Casting away const

Steven Schveighoffer schveiguy at yahoo.com
Mon Aug 9 14:06:41 PDT 2010


On Mon, 09 Aug 2010 15:49:12 -0400, Simen kjaeraas  
<simen.kjaras at gmail.com> wrote:

> Simen kjaeraas <simen.kjaras at gmail.com> wrote:
>
>> Steven Schveighoffer <schveiguy at yahoo.com> wrote:
>>
>>> Note also that the optimization you stated is not possible, even  
>>> without casting away const, but would be possible on an immutable  
>>> class.  But the fact that the compiler cannot peek into the  
>>> implementation of the opAssign means it's forced to make no  
>>> assumptions about the result of opAssign
>>
>> You're right, I was thinking of immutable.
>
> This said, one of the reasons casting away const is undefined, is because
> the underlying type may be immutable.

Right.  After reading all these replies, I think the way it looks to me is  
technically it's undefined to cast away const/immutable and write the  
data.  But, in certain circumstances, I think it will be possible to write  
portable code that works on all compilers that does this.

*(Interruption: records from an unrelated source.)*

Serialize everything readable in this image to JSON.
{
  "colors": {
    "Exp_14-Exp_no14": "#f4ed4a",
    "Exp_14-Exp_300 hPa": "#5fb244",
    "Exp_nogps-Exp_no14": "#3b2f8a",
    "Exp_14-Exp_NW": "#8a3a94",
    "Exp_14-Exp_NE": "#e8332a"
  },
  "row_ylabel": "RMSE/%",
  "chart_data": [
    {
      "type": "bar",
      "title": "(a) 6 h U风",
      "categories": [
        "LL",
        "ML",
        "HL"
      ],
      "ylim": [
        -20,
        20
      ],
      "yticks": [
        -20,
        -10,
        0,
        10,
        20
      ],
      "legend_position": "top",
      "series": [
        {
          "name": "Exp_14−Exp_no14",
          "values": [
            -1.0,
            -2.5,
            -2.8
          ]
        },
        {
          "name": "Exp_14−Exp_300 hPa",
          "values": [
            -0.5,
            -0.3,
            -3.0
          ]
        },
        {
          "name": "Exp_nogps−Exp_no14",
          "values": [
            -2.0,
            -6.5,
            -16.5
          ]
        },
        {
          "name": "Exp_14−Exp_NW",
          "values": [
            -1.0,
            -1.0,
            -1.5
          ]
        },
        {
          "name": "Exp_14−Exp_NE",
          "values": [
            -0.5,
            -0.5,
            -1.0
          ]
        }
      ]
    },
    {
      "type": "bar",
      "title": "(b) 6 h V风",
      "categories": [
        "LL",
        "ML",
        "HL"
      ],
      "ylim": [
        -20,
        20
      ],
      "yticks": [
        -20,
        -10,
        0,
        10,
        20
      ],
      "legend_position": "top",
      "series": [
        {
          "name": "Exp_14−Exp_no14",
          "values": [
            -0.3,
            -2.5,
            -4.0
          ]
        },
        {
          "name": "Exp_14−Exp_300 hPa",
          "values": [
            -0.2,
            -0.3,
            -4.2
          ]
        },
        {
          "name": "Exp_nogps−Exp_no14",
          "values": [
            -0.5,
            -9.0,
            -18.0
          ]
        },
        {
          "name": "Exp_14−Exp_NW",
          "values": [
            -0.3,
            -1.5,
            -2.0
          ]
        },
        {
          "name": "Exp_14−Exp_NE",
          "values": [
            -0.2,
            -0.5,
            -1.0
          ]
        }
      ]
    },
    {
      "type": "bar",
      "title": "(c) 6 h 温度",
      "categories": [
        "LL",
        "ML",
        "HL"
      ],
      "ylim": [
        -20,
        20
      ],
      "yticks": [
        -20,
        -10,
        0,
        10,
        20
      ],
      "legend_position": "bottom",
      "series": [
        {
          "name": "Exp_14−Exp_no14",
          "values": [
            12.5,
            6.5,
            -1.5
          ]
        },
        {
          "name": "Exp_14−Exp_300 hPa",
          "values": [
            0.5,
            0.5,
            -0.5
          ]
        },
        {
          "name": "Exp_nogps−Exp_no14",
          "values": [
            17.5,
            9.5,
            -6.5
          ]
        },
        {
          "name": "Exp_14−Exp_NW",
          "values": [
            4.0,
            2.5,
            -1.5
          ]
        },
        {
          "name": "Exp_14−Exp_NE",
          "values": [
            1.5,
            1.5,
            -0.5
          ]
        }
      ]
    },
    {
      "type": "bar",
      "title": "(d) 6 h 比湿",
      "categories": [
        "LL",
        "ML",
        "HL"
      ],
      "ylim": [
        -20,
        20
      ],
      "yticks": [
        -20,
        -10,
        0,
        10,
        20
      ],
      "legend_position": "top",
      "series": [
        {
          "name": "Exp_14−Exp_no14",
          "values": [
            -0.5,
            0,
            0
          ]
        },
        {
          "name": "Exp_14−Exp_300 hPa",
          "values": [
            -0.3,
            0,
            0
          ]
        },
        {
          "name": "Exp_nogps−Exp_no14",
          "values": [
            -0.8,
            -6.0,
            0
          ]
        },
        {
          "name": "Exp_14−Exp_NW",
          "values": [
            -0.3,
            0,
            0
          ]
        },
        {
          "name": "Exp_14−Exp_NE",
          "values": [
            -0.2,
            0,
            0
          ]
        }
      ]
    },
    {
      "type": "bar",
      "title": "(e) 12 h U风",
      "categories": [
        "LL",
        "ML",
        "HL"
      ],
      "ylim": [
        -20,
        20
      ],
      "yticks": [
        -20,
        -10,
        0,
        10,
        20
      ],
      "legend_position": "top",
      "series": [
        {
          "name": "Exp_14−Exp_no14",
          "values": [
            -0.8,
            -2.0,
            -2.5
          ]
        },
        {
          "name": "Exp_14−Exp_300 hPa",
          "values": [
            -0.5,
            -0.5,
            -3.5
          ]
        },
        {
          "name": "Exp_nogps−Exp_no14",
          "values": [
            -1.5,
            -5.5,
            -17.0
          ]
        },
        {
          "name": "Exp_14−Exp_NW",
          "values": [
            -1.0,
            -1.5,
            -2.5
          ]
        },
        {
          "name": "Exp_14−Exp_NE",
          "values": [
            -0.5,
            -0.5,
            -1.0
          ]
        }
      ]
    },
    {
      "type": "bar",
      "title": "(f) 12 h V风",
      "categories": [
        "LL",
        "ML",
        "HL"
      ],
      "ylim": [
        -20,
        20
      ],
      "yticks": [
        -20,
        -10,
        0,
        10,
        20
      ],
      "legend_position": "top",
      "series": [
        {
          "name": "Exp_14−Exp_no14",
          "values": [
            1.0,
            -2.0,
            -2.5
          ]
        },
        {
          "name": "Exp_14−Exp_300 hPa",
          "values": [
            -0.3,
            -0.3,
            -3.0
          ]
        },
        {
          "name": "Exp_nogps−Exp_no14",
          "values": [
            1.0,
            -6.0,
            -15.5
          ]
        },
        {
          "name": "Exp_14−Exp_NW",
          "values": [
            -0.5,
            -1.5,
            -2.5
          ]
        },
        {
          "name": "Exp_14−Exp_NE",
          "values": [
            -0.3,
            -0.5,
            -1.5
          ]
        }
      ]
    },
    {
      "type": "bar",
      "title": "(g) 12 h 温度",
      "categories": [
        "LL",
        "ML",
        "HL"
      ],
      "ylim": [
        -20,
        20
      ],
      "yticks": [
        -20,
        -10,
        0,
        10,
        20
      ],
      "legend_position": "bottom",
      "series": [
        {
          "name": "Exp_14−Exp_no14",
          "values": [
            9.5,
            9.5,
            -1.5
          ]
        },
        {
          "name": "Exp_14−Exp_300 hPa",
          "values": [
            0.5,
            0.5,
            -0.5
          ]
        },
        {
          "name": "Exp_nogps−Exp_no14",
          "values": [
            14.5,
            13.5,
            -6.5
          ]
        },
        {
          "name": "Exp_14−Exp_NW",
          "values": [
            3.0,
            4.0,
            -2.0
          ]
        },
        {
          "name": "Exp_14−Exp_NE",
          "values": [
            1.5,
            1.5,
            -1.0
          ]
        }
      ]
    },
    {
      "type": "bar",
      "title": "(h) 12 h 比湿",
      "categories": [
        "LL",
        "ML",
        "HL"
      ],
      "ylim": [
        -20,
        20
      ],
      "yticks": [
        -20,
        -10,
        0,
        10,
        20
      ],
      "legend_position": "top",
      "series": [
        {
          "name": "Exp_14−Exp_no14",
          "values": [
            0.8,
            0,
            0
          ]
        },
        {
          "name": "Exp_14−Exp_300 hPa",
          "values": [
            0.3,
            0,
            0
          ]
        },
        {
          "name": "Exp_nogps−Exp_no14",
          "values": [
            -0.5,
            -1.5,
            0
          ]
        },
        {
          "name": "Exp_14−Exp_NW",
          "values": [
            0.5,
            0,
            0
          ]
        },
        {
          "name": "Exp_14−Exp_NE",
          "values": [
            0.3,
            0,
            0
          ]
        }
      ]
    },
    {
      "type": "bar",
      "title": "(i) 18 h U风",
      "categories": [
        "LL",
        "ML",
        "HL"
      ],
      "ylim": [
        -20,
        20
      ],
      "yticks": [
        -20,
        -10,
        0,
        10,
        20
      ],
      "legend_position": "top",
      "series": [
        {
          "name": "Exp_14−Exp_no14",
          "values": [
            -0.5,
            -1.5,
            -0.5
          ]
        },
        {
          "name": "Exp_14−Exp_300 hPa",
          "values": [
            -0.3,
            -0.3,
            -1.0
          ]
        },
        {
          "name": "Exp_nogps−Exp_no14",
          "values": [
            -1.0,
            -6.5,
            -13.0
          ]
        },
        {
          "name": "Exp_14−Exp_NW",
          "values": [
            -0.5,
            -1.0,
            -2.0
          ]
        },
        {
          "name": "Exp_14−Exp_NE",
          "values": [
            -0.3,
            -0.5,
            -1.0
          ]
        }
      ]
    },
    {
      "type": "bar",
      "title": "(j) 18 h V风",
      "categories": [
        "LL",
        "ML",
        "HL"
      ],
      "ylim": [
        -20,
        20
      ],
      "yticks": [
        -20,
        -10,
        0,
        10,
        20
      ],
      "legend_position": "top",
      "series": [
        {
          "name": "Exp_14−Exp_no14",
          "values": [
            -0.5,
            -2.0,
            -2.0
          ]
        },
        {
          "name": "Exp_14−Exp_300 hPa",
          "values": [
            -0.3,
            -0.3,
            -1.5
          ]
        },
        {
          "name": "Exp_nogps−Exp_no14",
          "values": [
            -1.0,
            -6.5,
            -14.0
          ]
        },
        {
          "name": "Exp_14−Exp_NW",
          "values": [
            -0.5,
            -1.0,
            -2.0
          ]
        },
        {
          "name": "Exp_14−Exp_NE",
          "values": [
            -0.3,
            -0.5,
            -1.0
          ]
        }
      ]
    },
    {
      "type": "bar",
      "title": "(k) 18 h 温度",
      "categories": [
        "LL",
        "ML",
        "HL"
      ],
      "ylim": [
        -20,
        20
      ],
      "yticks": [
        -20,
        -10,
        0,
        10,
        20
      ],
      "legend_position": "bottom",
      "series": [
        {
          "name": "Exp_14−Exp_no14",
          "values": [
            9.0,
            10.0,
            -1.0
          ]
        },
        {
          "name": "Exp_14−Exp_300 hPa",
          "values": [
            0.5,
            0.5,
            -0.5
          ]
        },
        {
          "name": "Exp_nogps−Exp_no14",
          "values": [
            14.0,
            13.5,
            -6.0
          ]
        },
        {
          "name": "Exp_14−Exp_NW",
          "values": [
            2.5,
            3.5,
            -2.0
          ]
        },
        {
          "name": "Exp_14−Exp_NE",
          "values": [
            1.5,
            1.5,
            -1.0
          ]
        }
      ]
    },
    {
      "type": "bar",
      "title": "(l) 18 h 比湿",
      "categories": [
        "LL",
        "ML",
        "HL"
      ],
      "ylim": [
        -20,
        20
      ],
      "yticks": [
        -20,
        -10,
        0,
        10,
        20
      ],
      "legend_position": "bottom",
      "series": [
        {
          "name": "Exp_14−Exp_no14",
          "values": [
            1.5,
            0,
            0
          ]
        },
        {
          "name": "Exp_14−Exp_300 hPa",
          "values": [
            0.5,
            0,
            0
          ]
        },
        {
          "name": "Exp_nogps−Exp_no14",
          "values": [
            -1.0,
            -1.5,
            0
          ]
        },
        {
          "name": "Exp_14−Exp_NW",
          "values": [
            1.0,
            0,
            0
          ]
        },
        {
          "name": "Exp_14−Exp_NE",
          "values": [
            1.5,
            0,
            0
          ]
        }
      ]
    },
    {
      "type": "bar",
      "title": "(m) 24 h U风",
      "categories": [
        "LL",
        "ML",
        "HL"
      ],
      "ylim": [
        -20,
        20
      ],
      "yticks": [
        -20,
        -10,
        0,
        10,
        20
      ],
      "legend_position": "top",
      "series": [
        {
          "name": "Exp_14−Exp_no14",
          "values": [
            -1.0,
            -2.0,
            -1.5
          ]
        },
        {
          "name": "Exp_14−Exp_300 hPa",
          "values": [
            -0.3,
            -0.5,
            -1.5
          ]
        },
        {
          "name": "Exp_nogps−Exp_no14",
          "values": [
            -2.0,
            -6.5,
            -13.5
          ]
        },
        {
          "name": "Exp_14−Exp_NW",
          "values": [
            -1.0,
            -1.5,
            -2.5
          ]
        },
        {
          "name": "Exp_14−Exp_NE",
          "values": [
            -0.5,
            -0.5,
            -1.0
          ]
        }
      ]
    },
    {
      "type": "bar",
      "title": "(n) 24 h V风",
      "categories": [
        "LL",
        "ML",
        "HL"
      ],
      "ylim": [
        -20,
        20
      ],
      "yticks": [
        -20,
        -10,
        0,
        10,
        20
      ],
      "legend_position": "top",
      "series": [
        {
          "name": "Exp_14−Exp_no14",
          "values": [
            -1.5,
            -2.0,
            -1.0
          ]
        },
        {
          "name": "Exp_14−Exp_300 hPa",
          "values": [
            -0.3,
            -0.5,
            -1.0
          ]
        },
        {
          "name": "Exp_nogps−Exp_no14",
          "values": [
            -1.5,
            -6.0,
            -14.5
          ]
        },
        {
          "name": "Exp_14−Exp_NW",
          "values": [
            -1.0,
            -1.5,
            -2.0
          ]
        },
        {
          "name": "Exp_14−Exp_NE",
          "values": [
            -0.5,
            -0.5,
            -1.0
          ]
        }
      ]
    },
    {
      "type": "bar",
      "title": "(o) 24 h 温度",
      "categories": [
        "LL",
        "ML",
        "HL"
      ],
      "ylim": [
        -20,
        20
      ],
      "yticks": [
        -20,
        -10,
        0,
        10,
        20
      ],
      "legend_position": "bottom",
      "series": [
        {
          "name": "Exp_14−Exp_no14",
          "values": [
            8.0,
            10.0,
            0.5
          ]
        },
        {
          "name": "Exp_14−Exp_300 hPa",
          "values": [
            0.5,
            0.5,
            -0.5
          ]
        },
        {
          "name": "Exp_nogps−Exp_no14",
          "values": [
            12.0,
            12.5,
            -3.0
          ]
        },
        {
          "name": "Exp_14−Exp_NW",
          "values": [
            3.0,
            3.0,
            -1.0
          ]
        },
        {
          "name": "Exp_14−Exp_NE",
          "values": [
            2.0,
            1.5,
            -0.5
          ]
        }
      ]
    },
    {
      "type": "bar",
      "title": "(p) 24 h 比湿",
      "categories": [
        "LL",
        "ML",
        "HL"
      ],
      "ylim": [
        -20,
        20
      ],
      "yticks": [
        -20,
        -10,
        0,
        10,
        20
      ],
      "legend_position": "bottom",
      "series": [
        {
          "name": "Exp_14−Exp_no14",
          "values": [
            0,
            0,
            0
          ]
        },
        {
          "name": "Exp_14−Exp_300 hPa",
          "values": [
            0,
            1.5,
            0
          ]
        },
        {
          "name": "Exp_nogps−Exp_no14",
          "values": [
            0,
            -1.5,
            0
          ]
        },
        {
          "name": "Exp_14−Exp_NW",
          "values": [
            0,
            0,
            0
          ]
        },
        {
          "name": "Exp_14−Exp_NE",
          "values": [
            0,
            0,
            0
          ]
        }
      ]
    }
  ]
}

It's like a threading race condition.  If you simply allow unchecked  
access to a variable, it's undefined, you get races and can be using a  
partially written value, but slap a mutex around it, and the variable  
suddenly becomes well defined and behaves perfectly.  The compiler cannot  
guarantee this, nor detect it, but the programmer can determine based on  
analysis of all the code that it's safe.